Les lotissements forestiers isolés présentent une conception urbaine et paysagère très spécifique (surtout pour le type furtif). Ils ont expérimenté des techniques de génie rural appliquées à l’urbanisation avec, entre-autre le traitement aériens des eaux pluviales avec retenues d’eau, tout en développant des valeurs de villégiature avec des espaces communs récréatifs, une grande liberté architecturale… Toutes ces spécificités plaident pour reconnaitre à ces lotissements un caractère pittoresque et des qualités environnementales. Ils pourraient être reconnu comme un patrimoine du 20e siècle spécifique au Loiret, exactement comme la qualité architecturale et urbaine des grands ensembles de la même époque est reconnue aujourd’hui. bien qu’appartenant à la petite histoire de la société des loisirs (face à la « bétonisation » massive des littoraux par exemple), ces lotissements présentent des qualités indéniables. D’ailleurs, l’application de la grille d’engagements du Label EcoQuartier (version 2014) à ces lotissements démontre des qualités latentes.

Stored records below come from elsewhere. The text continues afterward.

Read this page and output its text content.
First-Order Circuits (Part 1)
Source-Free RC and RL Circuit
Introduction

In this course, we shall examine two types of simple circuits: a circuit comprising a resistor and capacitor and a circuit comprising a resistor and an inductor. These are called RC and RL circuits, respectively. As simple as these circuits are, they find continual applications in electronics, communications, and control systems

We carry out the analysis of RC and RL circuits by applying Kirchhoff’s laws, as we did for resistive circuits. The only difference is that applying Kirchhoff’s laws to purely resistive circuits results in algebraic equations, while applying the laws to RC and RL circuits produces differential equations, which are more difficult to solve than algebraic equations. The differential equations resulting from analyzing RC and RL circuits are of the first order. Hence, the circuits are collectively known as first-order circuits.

S’agissant d’objets urbains bien plus complexes qu’il n’y paraît, il conviendrait de ne pas intervenir sur ces quartiers isolés de manière brutale. L’adoption d’une charte paysagère commune à ces lotissements serait un premier pas en imposant la reconnaissance de ce patrimoine du 20e siècle, en décrivant ses spécificités et en établissant des préconisations qui puissent être directement intégrées dans le règlement des PLU(i) concernés. Après un historique et une analyse paysagère, les motivations principales pour la création de la Charte y seraient exposées sur un périmètre en tache de léopard (correspondant à l’emprise des différents lotissements), suivi de différentes recommandations sur les espaces arborés publics, les espaces arborés majeurs, les clôtures ou encore le petit patrimoine architectural. La réglementation de l’architecture y parait être en revanche un contresens historique puisqu’il s’agissait d’une liberté initiale.